Alternatively, you can click on Settings in the UI of the MotherDuck console at https://app.motherduck.com/ and download your authentication token. Store this token in the environment variable motherduck_token on your system and you can authenticate and connect directly to MotherDuck with the previous duckdb.connect() statement. It is also possible to list the authentication token directly in the duckdb.connect() function,

con = duckdb.connect('md:?motherduck_token=<token>')

but this is discouraged. Access credentials should not be shown in clear text in a source file that can easily be read and that might be shared with others. That is a security nightmare waiting to happen.

DuckDB and MotherDuck are relational database management systems, they manage more than one database. You can see the list of databases with the SHOW DATABASES command:

con.sql("SHOW DATABASES")

By default, MotherDuck creates a database called my_db and a shared database with sample data. One of the cool features of MotherDuck is the ability to attach local databases to the instance. The following statement attaches a local version of the database for this course to MotherDuck.

con.sql("ATTACH 'ads5064.ddb'")
con.sql("SHOW DATABASES")

Since MotherDuck manages multiple databases you have to tell it which database to work with. This is called the current database, by default this is my_db when you first connect. You can see which database is current with

con.sql("SELECT current_database()").show()

You can set any database as the current one with the USE statement:

con.sql("USE ads5064")
con.sql("SHOW TABLES")

You can access a table in a database that is not the current database by using a two-level name (database.table). This even works if one table is local and the other is in a cloud database. Suppose that ads5064 is a local version of the database for the course and that ads5064_md is stored in the cloud.

con.sql("SELECT count(*) FROM ads5064.apples")
con.sql("SELECT count(*) FROM ads5064_md.glaucoma")

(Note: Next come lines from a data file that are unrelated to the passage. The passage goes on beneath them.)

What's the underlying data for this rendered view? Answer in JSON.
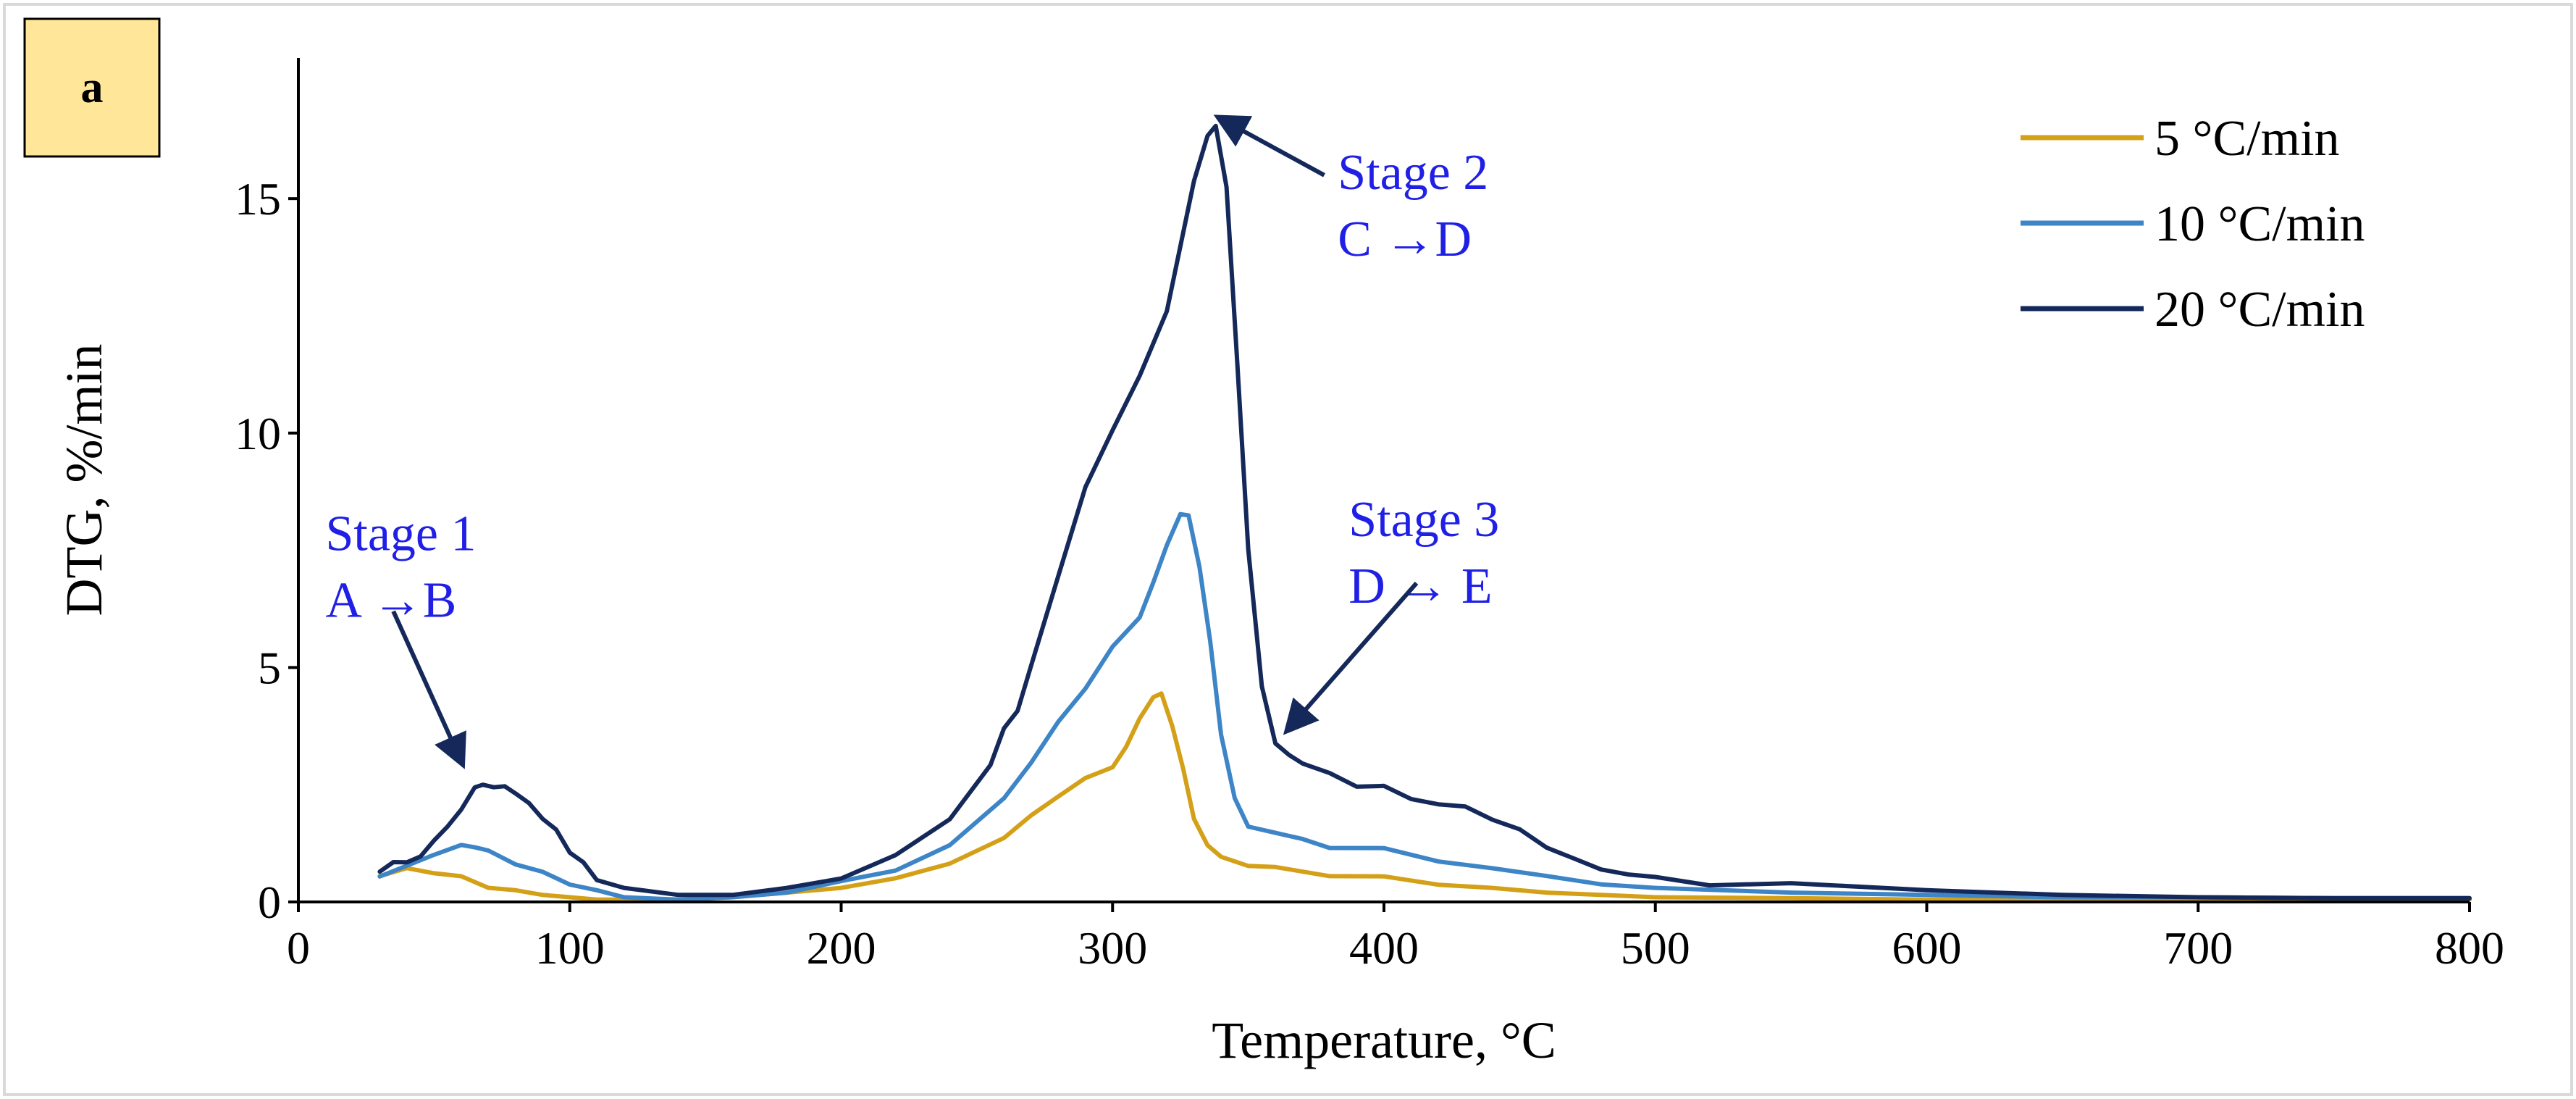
{
  "panel_label": "a",
  "chart_data": {
    "type": "line",
    "title": "",
    "xlabel": "Temperature, °C",
    "ylabel": "DTG,  %/min",
    "xlim": [
      0,
      800
    ],
    "ylim": [
      0,
      18
    ],
    "xticks": [
      0,
      100,
      200,
      300,
      400,
      500,
      600,
      700,
      800
    ],
    "yticks": [
      0,
      5,
      10,
      15
    ],
    "legend_position": "top-right",
    "series": [
      {
        "name": "5 °C/min",
        "color": "#d4a017",
        "x": [
          30,
          40,
          50,
          60,
          70,
          80,
          90,
          100,
          110,
          120,
          140,
          160,
          180,
          200,
          220,
          240,
          260,
          270,
          280,
          290,
          300,
          305,
          310,
          315,
          318,
          322,
          326,
          330,
          335,
          340,
          350,
          360,
          380,
          400,
          420,
          440,
          460,
          480,
          500,
          550,
          600,
          650,
          700,
          750,
          800
        ],
        "y": [
          0.55,
          0.7,
          0.65,
          0.5,
          0.35,
          0.25,
          0.15,
          0.1,
          0.05,
          0.05,
          0.05,
          0.1,
          0.2,
          0.3,
          0.5,
          0.8,
          1.4,
          1.8,
          2.3,
          2.6,
          2.9,
          3.3,
          3.9,
          4.4,
          4.4,
          3.8,
          2.8,
          1.8,
          1.2,
          0.95,
          0.8,
          0.7,
          0.6,
          0.5,
          0.4,
          0.3,
          0.2,
          0.15,
          0.1,
          0.08,
          0.05,
          0.05,
          0.05,
          0.05,
          0.05
        ]
      },
      {
        "name": "10 °C/min",
        "color": "#3d85c6",
        "x": [
          30,
          40,
          50,
          60,
          65,
          70,
          80,
          90,
          100,
          110,
          120,
          140,
          160,
          180,
          200,
          220,
          240,
          260,
          270,
          280,
          290,
          300,
          310,
          315,
          320,
          325,
          328,
          332,
          336,
          340,
          345,
          350,
          360,
          370,
          380,
          400,
          420,
          440,
          460,
          480,
          500,
          550,
          600,
          650,
          700,
          750,
          800
        ],
        "y": [
          0.5,
          0.8,
          1.0,
          1.2,
          1.2,
          1.05,
          0.85,
          0.6,
          0.4,
          0.25,
          0.1,
          0.05,
          0.1,
          0.2,
          0.4,
          0.7,
          1.2,
          2.2,
          3.0,
          3.8,
          4.6,
          5.4,
          6.1,
          6.8,
          7.6,
          8.3,
          8.2,
          7.2,
          5.5,
          3.6,
          2.2,
          1.6,
          1.5,
          1.3,
          1.2,
          1.1,
          0.9,
          0.7,
          0.55,
          0.4,
          0.3,
          0.2,
          0.15,
          0.1,
          0.1,
          0.08,
          0.08
        ]
      },
      {
        "name": "20 °C/min",
        "color": "#14285a",
        "x": [
          30,
          35,
          40,
          45,
          50,
          55,
          60,
          65,
          68,
          72,
          76,
          80,
          85,
          90,
          95,
          100,
          105,
          110,
          120,
          140,
          160,
          180,
          200,
          220,
          240,
          255,
          260,
          265,
          270,
          280,
          290,
          300,
          310,
          320,
          330,
          335,
          338,
          342,
          346,
          350,
          355,
          360,
          365,
          370,
          380,
          390,
          400,
          410,
          420,
          430,
          440,
          450,
          460,
          470,
          480,
          490,
          500,
          520,
          550,
          600,
          650,
          700,
          750,
          800
        ],
        "y": [
          0.6,
          0.9,
          0.8,
          1.0,
          1.3,
          1.6,
          2.0,
          2.4,
          2.55,
          2.4,
          2.5,
          2.3,
          2.1,
          1.8,
          1.5,
          1.1,
          0.8,
          0.5,
          0.3,
          0.15,
          0.15,
          0.3,
          0.55,
          0.95,
          1.8,
          2.9,
          3.7,
          4.1,
          5.0,
          7.0,
          8.8,
          10.1,
          11.2,
          12.6,
          15.4,
          16.3,
          16.6,
          15.2,
          11.5,
          7.5,
          4.6,
          3.4,
          3.1,
          3.0,
          2.7,
          2.5,
          2.45,
          2.2,
          2.1,
          2.0,
          1.8,
          1.5,
          1.2,
          0.9,
          0.7,
          0.6,
          0.5,
          0.4,
          0.35,
          0.25,
          0.15,
          0.1,
          0.08,
          0.08
        ]
      }
    ],
    "annotations": [
      {
        "line1": "Stage 1",
        "line2": "A →B",
        "text_x": 10,
        "text_y": 7.5,
        "arrow_from": [
          35,
          6.2
        ],
        "arrow_to": [
          60,
          3.0
        ]
      },
      {
        "line1": "Stage 2",
        "line2": "C →D",
        "text_x": 383,
        "text_y": 15.2,
        "arrow_from": [
          378,
          15.5
        ],
        "arrow_to": [
          340,
          16.7
        ]
      },
      {
        "line1": "Stage 3",
        "line2": "D → E",
        "text_x": 387,
        "text_y": 7.8,
        "arrow_from": [
          412,
          6.8
        ],
        "arrow_to": [
          365,
          3.7
        ]
      }
    ]
  }
}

This comes in very handy if you want to process local and cloud data in the same query, for example when joining tables.

MotherDuck also supports shared read-only databases, to which you connect through a URL. The URL is created by an administrator of the database with the CREATE SHARE command. You can then attach the database by using the URL:

con.sql("ATTACH 'md:_share/ads5064_md/e00063c9-568c-45ec-a372-dca85f6915fd' as course_db")

The URL is a link to a point-in-time snapshot of the database when it was shared. The administrator can update the share of the database, the link will remain valid.